The obligatory metaphor

So of course since I was on a biggification mission, the whole cruise-control story took on the weight of Business Metaphor in my head. Well, Life Metaphor, really.

As in, where in my life and business am I feeling strain and tension? And is there a cruise-control button right in front of me (or maybe over to the side a little) that I can learn to use? Would it be OK if I asked an experienced cruise-controller for a bit of advice or help? Could I maybe set my cruise control to a certain speed for awhile, knowing that I can always speed up or slow down a bit if I need to?

Or maybe I just need to run my thumb over the button every once in awhile, just to remind myself that it’s there, in case I want to try it.
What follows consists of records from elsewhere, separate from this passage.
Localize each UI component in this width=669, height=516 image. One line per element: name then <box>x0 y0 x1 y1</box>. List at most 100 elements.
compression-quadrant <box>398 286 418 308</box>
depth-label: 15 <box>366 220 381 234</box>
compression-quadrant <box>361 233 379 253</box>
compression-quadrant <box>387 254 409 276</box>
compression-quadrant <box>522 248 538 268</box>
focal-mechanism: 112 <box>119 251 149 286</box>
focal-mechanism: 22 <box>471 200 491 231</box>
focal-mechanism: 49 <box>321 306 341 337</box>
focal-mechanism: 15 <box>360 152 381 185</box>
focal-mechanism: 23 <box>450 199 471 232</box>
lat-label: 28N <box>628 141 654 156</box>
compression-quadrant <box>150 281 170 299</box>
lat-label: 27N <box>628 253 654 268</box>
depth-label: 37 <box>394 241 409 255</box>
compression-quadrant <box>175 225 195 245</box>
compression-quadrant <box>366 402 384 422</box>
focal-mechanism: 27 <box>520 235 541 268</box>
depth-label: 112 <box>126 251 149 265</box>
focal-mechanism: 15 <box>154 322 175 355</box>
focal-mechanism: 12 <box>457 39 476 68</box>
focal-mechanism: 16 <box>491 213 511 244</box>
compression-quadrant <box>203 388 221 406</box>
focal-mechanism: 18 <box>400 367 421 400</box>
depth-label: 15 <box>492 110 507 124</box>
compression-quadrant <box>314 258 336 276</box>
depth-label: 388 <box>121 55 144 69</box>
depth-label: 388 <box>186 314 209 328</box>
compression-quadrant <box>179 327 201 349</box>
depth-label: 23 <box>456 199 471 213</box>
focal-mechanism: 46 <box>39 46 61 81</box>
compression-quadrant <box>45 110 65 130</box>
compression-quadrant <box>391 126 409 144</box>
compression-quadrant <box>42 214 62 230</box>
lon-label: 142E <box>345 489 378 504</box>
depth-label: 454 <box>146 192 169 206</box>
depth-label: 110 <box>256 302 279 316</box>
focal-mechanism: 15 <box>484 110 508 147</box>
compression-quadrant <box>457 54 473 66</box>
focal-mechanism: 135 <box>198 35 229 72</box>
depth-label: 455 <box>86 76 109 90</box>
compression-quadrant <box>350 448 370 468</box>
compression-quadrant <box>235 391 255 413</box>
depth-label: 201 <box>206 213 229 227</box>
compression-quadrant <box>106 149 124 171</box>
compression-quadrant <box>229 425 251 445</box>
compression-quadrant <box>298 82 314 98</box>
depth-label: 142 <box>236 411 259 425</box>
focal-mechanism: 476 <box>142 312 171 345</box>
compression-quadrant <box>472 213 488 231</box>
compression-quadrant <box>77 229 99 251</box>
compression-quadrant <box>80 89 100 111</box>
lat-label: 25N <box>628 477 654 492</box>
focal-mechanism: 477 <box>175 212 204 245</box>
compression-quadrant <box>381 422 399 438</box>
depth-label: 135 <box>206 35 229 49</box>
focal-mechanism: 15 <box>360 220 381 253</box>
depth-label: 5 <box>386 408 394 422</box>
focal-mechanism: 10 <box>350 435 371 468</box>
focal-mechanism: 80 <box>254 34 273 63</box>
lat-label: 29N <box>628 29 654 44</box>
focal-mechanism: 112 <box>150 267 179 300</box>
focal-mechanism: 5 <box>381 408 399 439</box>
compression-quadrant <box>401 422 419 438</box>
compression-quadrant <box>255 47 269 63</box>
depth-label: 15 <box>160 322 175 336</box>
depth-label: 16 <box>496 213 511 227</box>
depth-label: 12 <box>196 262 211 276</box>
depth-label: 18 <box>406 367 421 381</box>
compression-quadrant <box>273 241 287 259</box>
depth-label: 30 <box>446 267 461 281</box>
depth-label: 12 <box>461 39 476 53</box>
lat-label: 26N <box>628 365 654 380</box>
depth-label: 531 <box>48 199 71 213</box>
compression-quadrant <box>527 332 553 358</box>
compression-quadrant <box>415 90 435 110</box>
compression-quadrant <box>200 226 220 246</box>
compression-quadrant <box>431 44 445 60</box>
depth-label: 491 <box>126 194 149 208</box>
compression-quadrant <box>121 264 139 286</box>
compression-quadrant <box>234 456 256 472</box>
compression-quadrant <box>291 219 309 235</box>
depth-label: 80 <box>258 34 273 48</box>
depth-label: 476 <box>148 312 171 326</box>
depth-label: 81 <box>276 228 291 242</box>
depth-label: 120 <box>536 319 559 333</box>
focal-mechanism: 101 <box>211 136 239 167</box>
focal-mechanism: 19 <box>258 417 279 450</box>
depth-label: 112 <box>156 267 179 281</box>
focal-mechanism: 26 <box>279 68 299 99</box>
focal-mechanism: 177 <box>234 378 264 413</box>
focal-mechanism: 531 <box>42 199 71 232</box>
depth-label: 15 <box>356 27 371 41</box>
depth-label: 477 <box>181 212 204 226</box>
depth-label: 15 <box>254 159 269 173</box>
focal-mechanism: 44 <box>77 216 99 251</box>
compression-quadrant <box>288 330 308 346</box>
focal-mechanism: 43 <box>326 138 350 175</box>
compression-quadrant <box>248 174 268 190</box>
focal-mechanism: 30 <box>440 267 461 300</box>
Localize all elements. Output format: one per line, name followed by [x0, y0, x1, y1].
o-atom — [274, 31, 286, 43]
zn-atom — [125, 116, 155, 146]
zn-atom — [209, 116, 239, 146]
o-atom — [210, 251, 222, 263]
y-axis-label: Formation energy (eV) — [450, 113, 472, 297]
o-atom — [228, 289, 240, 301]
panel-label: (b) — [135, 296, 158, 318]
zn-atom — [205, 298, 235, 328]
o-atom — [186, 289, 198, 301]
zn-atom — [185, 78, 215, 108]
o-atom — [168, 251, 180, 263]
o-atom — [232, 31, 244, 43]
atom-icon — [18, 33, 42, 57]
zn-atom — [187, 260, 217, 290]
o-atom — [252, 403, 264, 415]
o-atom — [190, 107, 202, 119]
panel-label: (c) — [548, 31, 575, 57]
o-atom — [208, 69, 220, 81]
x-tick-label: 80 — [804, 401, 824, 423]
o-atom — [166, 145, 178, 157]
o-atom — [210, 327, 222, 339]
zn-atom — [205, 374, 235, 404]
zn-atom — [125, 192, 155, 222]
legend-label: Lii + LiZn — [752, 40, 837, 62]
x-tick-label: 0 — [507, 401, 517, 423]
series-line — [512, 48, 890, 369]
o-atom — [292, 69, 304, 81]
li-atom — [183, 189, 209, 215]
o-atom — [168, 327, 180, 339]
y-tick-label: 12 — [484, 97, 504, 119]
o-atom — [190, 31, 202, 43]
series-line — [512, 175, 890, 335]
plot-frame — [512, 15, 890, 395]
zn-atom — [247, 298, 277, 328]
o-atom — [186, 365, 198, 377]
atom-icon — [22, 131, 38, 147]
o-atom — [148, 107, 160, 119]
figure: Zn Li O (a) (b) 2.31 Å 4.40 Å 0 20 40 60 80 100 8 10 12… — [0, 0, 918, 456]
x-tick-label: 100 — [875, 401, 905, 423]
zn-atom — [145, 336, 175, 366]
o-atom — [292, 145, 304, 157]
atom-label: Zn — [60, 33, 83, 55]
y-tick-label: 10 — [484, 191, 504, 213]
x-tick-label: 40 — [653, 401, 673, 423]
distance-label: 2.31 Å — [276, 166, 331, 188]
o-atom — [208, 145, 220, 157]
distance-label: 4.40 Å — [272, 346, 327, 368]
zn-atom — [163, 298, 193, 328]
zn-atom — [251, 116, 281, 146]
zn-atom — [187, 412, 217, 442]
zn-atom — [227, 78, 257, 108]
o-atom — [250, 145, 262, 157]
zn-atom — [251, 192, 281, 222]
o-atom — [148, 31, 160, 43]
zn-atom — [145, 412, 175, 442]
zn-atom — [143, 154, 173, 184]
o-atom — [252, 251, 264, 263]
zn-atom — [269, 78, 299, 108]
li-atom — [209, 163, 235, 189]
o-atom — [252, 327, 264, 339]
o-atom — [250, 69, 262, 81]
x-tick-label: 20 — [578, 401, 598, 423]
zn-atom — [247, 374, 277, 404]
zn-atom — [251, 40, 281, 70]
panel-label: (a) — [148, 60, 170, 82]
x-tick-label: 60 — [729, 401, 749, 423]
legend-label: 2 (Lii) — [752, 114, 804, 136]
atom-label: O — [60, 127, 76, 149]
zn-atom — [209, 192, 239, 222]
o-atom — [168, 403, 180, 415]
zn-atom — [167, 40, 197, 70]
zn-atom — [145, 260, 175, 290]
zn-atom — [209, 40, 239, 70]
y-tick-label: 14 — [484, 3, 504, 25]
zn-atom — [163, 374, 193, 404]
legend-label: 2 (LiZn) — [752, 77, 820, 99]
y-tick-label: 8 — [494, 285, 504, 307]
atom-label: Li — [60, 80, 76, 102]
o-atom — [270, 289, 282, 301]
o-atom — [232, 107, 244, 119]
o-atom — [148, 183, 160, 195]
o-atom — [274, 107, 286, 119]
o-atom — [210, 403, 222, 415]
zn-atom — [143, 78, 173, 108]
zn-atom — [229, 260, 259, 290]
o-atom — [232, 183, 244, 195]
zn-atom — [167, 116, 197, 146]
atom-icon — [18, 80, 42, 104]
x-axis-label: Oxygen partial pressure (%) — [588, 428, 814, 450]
And if I do try it, and it works, maybe that’s the beginning of a support system for me, something that will let me accomplish more, without pushing me into soreness and enforced recovery mode.

Using blog software could be a form of cruise control. So could setting up autoresponders, or a shopping cart that delivers a downloadable file automatically. Or maybe a calendar with reminders, or a way for clients to schedule sessions without sending twenty emails back and forth. Maybe even hiring some help for a scary or difficult task.

What about you? Where could you use some cruise control in your business and life? What would it take for you to notice the button that’s right in front of you?